Garvan Walshe: If we abandon hope in the Arab Spring the terrorists win
Garvan Walshe was National and International Security Policy Adviser for the Conservative Party until 2008. He is now studying for a PhD at the University of Manchester, and is managing partner at The Research Department, a consultancy.
Throw a stone, fill a petrol bomb, burn a flag, my friend, you're right to be angry. Heighten, your Marxist granddad would have said, the contradictions.
We should know better now of course, but the pictures of angry crowds still awaken instincts: the fear of the rampaging mob, the righteous fury of the dispossessed. The truth is less emotional, reality more the result of political calculation. The date it started, 11 September, is hardly a coincidence. The demonstrations small, though armed and unpeaceful. The film, offensive though it is, too obscure for many people to have actually watched it. Pretext more than cause for extremists in need of attention.

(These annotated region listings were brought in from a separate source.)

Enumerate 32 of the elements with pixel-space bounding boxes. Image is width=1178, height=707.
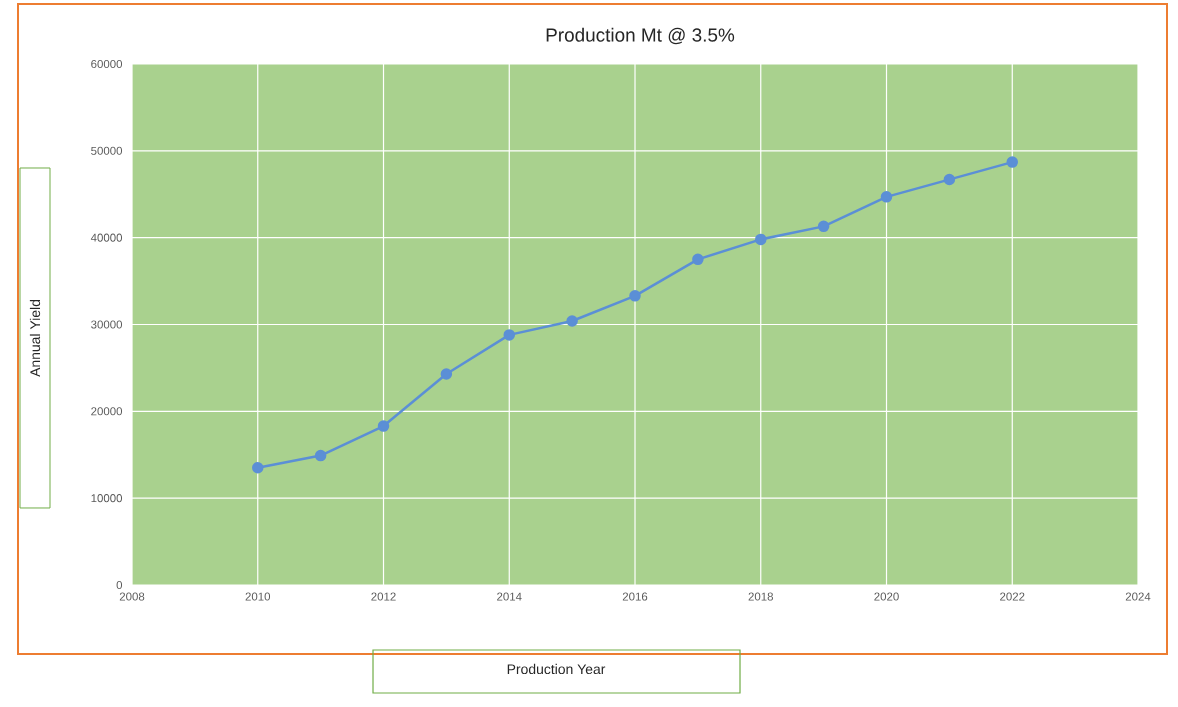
- x-tick-label: 2018: [748, 592, 773, 601]
- point: [252, 462, 264, 474]
- point: [503, 329, 516, 341]
- point: [817, 220, 830, 233]
- point: [1006, 156, 1019, 168]
- x-tick-label: 2020: [874, 592, 899, 601]
- point: [440, 368, 453, 380]
- y-tick-label: 20000: [91, 407, 123, 416]
- x-tick-label: 2024: [1125, 592, 1151, 601]
- x-tick-label: 2022: [1000, 592, 1025, 601]
- chart-title: Production Mt @ 3.5%: [546, 27, 735, 45]
- x-tick-label: 2016: [622, 592, 648, 601]
- x-axis-title: Production Year: [507, 663, 606, 675]
- point: [755, 233, 767, 246]
- point: [629, 290, 641, 302]
- y-tick-label: 10000: [91, 494, 123, 503]
- point: [692, 253, 704, 266]
- y-axis-title: Annual Yield: [29, 300, 41, 377]
- x-tick-label: 2012: [371, 592, 396, 601]
- point: [314, 449, 327, 462]
- y-tick-label: 50000: [91, 146, 123, 155]
- point: [943, 173, 956, 186]
- y-tick-label: 0: [116, 580, 123, 590]
- x-tick-label: 2008: [119, 592, 145, 601]
- y-tick-label: 60000: [91, 59, 123, 69]
- y-tick-label: 30000: [91, 320, 123, 329]
- x-tick-label: 2014: [497, 592, 522, 601]
- point: [880, 191, 893, 203]
- y-tick-label: 40000: [90, 233, 123, 242]
- point: [566, 315, 578, 327]
- x-tick-label: 2010: [245, 592, 271, 601]
- point: [377, 420, 390, 432]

A solider once told me this isn't an Arab 1989; yet 1989 was unusual. Tyrants rule through their own person. If they find institutions when they take power, they leave broken facades when they are deposed. The men with guns who helped remove the strongman stake their claims to what's left. It's rare for a democracy to take hold straight away. Expect street violence, plotting generals, the murky dealings of lonely men laid off by disbanded security agencies. Armed bands, terrorist attacks and smooth-talking extremists promising redemption.

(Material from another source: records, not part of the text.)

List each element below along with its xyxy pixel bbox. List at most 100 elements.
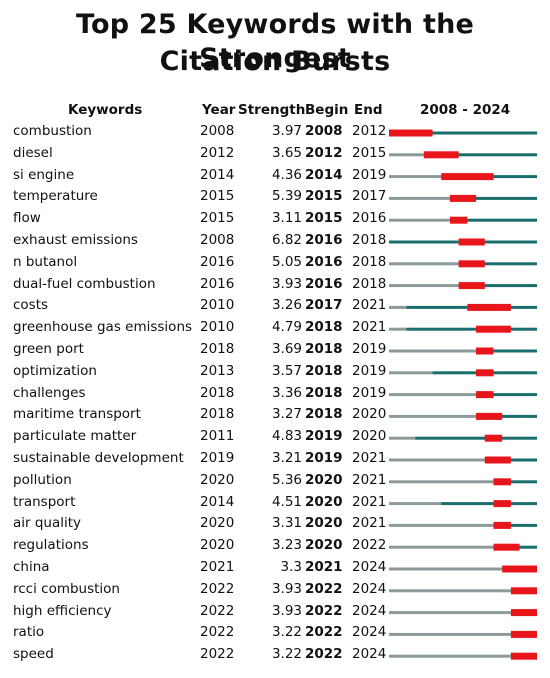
- row-25-end: 2024: [352, 646, 387, 663]
- row-21-active-line: [502, 567, 537, 571]
- row-12-keyword: optimization: [13, 362, 97, 379]
- row-10-begin: 2018: [305, 319, 343, 336]
- row-5-keyword: flow: [13, 210, 41, 227]
- row-19-begin: 2020: [305, 515, 343, 532]
- row-3-strength: 4.36: [271, 166, 302, 183]
- row-10-pre-line: [389, 327, 407, 331]
- row-9-keyword: costs: [13, 297, 49, 314]
- row-2-end: 2015: [352, 144, 387, 161]
- row-14-strength: 3.27: [271, 406, 302, 423]
- row-23-end: 2024: [352, 602, 387, 619]
- row-17-active-line: [493, 480, 537, 484]
- row-13-strength: 3.36: [271, 384, 302, 401]
- row-17-year: 2020: [200, 471, 235, 488]
- row-22-burst-bar: [510, 587, 537, 595]
- row-9-burst-bar: [467, 303, 511, 311]
- row-18-begin: 2020: [305, 493, 343, 510]
- row-19-year: 2020: [200, 515, 235, 532]
- row-20-pre-line: [389, 545, 494, 549]
- row-3-pre-line: [389, 175, 442, 179]
- row-2-year: 2012: [200, 144, 235, 161]
- row-3-end: 2019: [352, 166, 387, 183]
- row-17-burst-bar: [493, 478, 511, 486]
- row-1-keyword: combustion: [13, 123, 92, 139]
- row-10-end: 2021: [352, 319, 387, 336]
- row-24-end: 2024: [352, 624, 387, 641]
- row-14-pre-line: [389, 414, 477, 418]
- row-21-keyword: china: [13, 559, 50, 575]
- row-11-burst-bar: [476, 347, 494, 355]
- row-10-strength: 4.79: [271, 319, 302, 336]
- row-16-pre-line: [389, 458, 485, 462]
- header-begin: Begin: [305, 102, 349, 118]
- row-13-begin: 2018: [305, 384, 343, 401]
- row-10-year: 2010: [200, 319, 235, 336]
- row-4-burst-bar: [449, 194, 477, 202]
- row-16-active-line: [484, 458, 537, 462]
- row-19-strength: 3.31: [271, 515, 302, 532]
- row-3-active-line: [441, 175, 537, 179]
- row-9-begin: 2017: [305, 297, 343, 314]
- row-8-active-line: [458, 284, 537, 288]
- row-2-active-line: [423, 153, 537, 157]
- row-12-active-line: [432, 371, 537, 375]
- row-19-end: 2021: [352, 515, 387, 532]
- row-22-year: 2022: [200, 580, 235, 597]
- row-5-year: 2015: [200, 210, 235, 227]
- row-6-begin: 2016: [305, 232, 343, 248]
- row-24-year: 2022: [200, 624, 235, 641]
- row-18-burst-bar: [493, 500, 511, 508]
- row-8-begin: 2016: [305, 275, 343, 292]
- row-12-pre-line: [389, 371, 433, 375]
- row-12-end: 2019: [352, 362, 387, 379]
- row-5-burst-bar: [449, 216, 468, 224]
- row-10-burst-bar: [476, 325, 511, 333]
- row-20-keyword: regulations: [13, 537, 89, 554]
- row-2-keyword: diesel: [13, 144, 53, 161]
- row-14-end: 2020: [352, 406, 387, 423]
- row-3-year: 2014: [200, 166, 235, 183]
- row-17-end: 2021: [352, 471, 387, 488]
- row-14-begin: 2018: [305, 406, 343, 423]
- row-22-pre-line: [389, 589, 511, 593]
- row-21-strength: 3.3: [280, 559, 302, 575]
- row-12-strength: 3.57: [271, 362, 302, 379]
- row-20-year: 2020: [200, 537, 235, 554]
- row-20-burst-bar: [493, 543, 520, 551]
- row-16-begin: 2019: [305, 450, 343, 466]
- row-25-begin: 2022: [305, 646, 343, 663]
- row-8-year: 2016: [200, 275, 235, 292]
- chart-title-line-1: Top 25 Keywords with the Strongest: [75, 9, 474, 74]
- header-timeline-range: 2008 - 2024: [420, 102, 511, 118]
- row-9-active-line: [406, 305, 537, 309]
- row-19-burst-bar: [493, 521, 511, 529]
- row-14-keyword: maritime transport: [13, 406, 141, 423]
- row-8-burst-bar: [458, 282, 485, 290]
- row-21-pre-line: [389, 567, 503, 571]
- row-17-begin: 2020: [305, 471, 343, 488]
- row-4-active-line: [449, 196, 537, 200]
- row-13-burst-bar: [476, 391, 494, 399]
- row-20-active-line: [493, 545, 537, 549]
- row-15-keyword: particulate matter: [13, 428, 137, 445]
- row-20-end: 2022: [352, 537, 387, 554]
- row-7-burst-bar: [458, 260, 485, 268]
- row-17-keyword: pollution: [13, 471, 72, 488]
- row-11-active-line: [476, 349, 537, 353]
- row-18-pre-line: [389, 502, 442, 506]
- row-18-keyword: transport: [13, 493, 76, 510]
- row-23-keyword: high efficiency: [13, 602, 112, 619]
- row-8-keyword: dual-fuel combustion: [13, 275, 156, 292]
- row-17-strength: 5.36: [271, 471, 302, 488]
- row-10-active-line: [406, 327, 537, 331]
- row-25-keyword: speed: [13, 646, 54, 663]
- row-16-strength: 3.21: [271, 450, 302, 466]
- row-10-keyword: greenhouse gas emissions: [13, 319, 193, 336]
- row-19-pre-line: [389, 523, 494, 527]
- row-20-begin: 2020: [305, 537, 343, 554]
- row-8-pre-line: [389, 284, 459, 288]
- row-11-end: 2019: [352, 341, 387, 357]
- row-23-year: 2022: [200, 602, 235, 619]
- row-14-burst-bar: [476, 412, 503, 420]
- row-18-year: 2014: [200, 493, 235, 510]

Those things are normal, for "transition" is as much as struggle for democracy as the revolution was against a dictator. Spain needed six or seven years, and the unexpected courage of a young king. It's been only twenty months since Muhammad Bouazizi set himself on fire in Tunisia.

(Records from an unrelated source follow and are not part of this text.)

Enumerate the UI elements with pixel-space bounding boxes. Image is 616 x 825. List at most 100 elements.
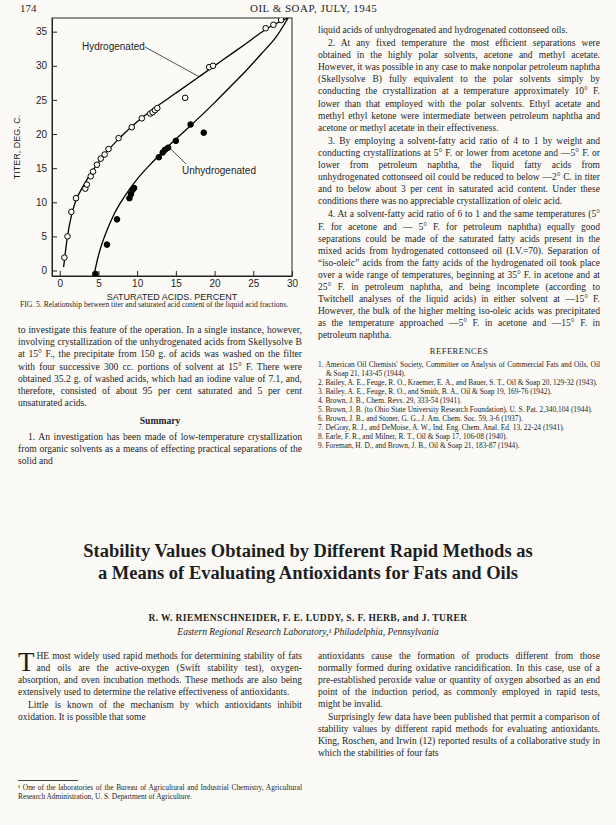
- article-right-column: antioxidants cause the formation of prod…: [318, 650, 600, 760]
- y-tick-label: 35: [36, 26, 48, 37]
- y-tick-label: 20: [36, 129, 48, 140]
- chart: 0 5 10 15 20 25 30 0 5 10 15 20 25 30 35 SATURATED ACID…: [0, 0, 310, 300]
- x-tick-label: 10: [132, 278, 144, 289]
- open-point: [129, 124, 135, 130]
- y-tick: 20: [36, 129, 57, 140]
- article-title: Stability Values Obtained by Different R…: [78, 540, 538, 584]
- article-left-column: THE most widely used rapid methods for d…: [18, 650, 302, 724]
- paragraph: 1. An investigation has been made of low…: [18, 431, 302, 468]
- y-tick-label: 25: [36, 95, 48, 106]
- x-axis-line: [53, 276, 293, 277]
- open-point: [73, 195, 79, 201]
- x-tick: 10: [132, 271, 144, 289]
- curve-label: Hydrogenated: [82, 41, 145, 52]
- x-tick-mark: [137, 271, 138, 276]
- paragraph: THE most widely used rapid methods for d…: [18, 650, 302, 698]
- x-tick: 20: [210, 271, 222, 289]
- y-tick-mark: [52, 271, 57, 272]
- open-point: [139, 116, 145, 122]
- y-axis-line: [52, 19, 53, 277]
- y-tick-label: 30: [36, 60, 48, 71]
- curve-label: Unhydrogenated: [182, 165, 256, 176]
- filled-point: [93, 271, 99, 276]
- open-point: [106, 146, 112, 152]
- open-point: [154, 105, 160, 111]
- reference: 6. Brown, J. B., and Stoner, G. G., J. A…: [318, 414, 600, 423]
- filled-point: [173, 138, 179, 144]
- paragraph: 3. By employing a solvent-fatty acid rat…: [318, 135, 600, 208]
- y-tick: 5: [41, 231, 57, 242]
- y-tick: 0: [41, 265, 57, 276]
- y-tick: 30: [36, 60, 57, 71]
- x-axis-title: SATURATED ACIDS, PERCENT: [107, 292, 238, 300]
- open-point: [182, 95, 188, 101]
- reference: 9. Foreman, H. D., and Brown, J. B., Oil…: [318, 441, 600, 450]
- x-tick-label: 5: [96, 278, 102, 289]
- open-point: [84, 182, 90, 188]
- leader-line: [145, 47, 199, 77]
- right-column: liquid acids of unhydrogenated and hydro…: [318, 24, 600, 450]
- y-tick-label: 5: [41, 231, 47, 242]
- x-tick: 25: [248, 271, 260, 289]
- paragraph: 2. At any fixed temperature the most eff…: [318, 37, 600, 134]
- filled-point: [201, 130, 207, 136]
- page-number: 174: [20, 2, 37, 14]
- open-point: [263, 25, 269, 31]
- reference: 3. Bailey, A. E., Feuge, R. O., and Smit…: [318, 387, 600, 396]
- open-point: [210, 63, 216, 69]
- running-head: OIL & SOAP, JULY, 1945: [250, 2, 377, 14]
- references-heading: REFERENCES: [318, 345, 600, 357]
- x-tick-mark: [292, 271, 293, 276]
- filled-point: [104, 242, 110, 248]
- x-tick: 15: [171, 271, 183, 289]
- open-point: [62, 255, 68, 261]
- y-tick-label: 10: [36, 197, 48, 208]
- open-point: [69, 209, 75, 215]
- filled-point: [156, 154, 162, 160]
- section-heading: Summary: [18, 415, 302, 427]
- y-tick-mark: [52, 66, 57, 67]
- left-column: to investigate this feature of the opera…: [18, 324, 302, 468]
- paragraph: Surprisingly few data have been publishe…: [318, 711, 600, 759]
- open-point: [278, 18, 284, 23]
- y-tick-mark: [52, 236, 57, 237]
- authors: R. W. RIEMENSCHNEIDER, F. E. LUDDY, S. F…: [40, 613, 576, 623]
- filled-point: [131, 185, 137, 191]
- curve: [64, 18, 289, 267]
- y-tick-label: 15: [36, 163, 48, 174]
- paragraph: to investigate this feature of the opera…: [18, 324, 302, 409]
- open-point: [90, 169, 96, 175]
- open-point: [65, 234, 71, 240]
- reference: 1. American Oil Chemists' Society, Commi…: [318, 360, 600, 378]
- x-tick-label: 25: [248, 278, 260, 289]
- y-tick-mark: [52, 32, 57, 33]
- paragraph: antioxidants cause the formation of prod…: [318, 650, 600, 710]
- filled-point: [188, 122, 194, 128]
- reference: 7. DeGray, R. J., and DeMoise, A. W., In…: [318, 423, 600, 432]
- y-tick-label: 0: [41, 265, 47, 276]
- x-tick: 30: [287, 271, 299, 289]
- filled-point: [165, 145, 171, 151]
- plot-marks: [62, 18, 289, 276]
- x-tick-mark: [253, 271, 254, 276]
- x-axis: 0 5 10 15 20 25 30: [53, 271, 299, 289]
- figure-caption: FIG. 5. Relationship between titer and s…: [20, 300, 302, 309]
- reference: 4. Brown, J. B., Chem. Revs. 29, 333-54 …: [318, 396, 600, 405]
- affiliation: Eastern Regional Research Laboratory,¹ P…: [40, 627, 576, 637]
- y-tick: 25: [36, 95, 57, 106]
- reference: 8. Earle, F. R., and Milner, R. T., Oil …: [318, 432, 600, 441]
- y-tick-mark: [52, 202, 57, 203]
- x-tick-label: 0: [57, 278, 63, 289]
- y-axis: 0 5 10 15 20 25 30 35: [36, 19, 57, 277]
- y-tick-mark: [52, 168, 57, 169]
- paragraph: 4. At a solvent-fatty acid ratio of 6 to…: [318, 208, 600, 341]
- paragraph: Little is known of the mechanism by whic…: [18, 699, 302, 723]
- x-tick-mark: [215, 271, 216, 276]
- x-tick-mark: [176, 271, 177, 276]
- reference: 5. Brown, J. B. (to Ohio State Universit…: [318, 405, 600, 414]
- y-axis-title: TITER, DEG. C.: [12, 115, 22, 180]
- leader-line: [168, 146, 186, 164]
- y-tick: 35: [36, 26, 57, 37]
- reference: 2. Bailey, A. E., Feuge, R. O., Kraemer,…: [318, 378, 600, 387]
- open-point: [116, 135, 122, 141]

In Syria, people are still being murdered as the old dictator clings on. In Libya the new state is still too weak. And in Egypt the unlikely Muhammad Morsi is beginning to betray signs that he knows exactly where the power is hidden. These riots caught him out. He needs to make sure the American embassy is protected. He's president now; he was too late, and it seems that members of his party were involved in fanning the demonstrations. He'll have to do better next time, especially if the next incident involves some confrontation with Israel or emerges from air strikes against Iran's nuclear programme. Morsi himself appears to be more ruthless bureaucrat than not the rabble-rousing populist, but he needs to fend off challenges from people who are. They will exploit the myth of the unpredictable "Arab street" to win attention and to find people they can identify as enemies against whom they can rally.
Immediately after the 7/7 bombings all kinds of British Islamist extremists popped up to pass their sectarian doctrines off as the whole of Islam, and too many gullible politicians fell for it, speaking at their events and awarding them money under the pretext of "preventing extremism." In the same way the fanatics attacking the embassies want to present themselves as the "real" voice of the Arab world.
Now the extremists may be loud but they are just one strand in newly free Middle Eastern politics, outnumbered by the many more who haven't rioted; who believe in free speech; or who, even if they found the film grotesque, don't think attacking the American embassy is right thing to do in response.
The day after Ambassador Christopher Stevens was murdered, I saw that Arab friends of mine had been circulating tributes to him on facebook. Messages of condolence, respect, tolerance, and enlightenment.
If we abandon faith in the Arab Spring, we abandon them too.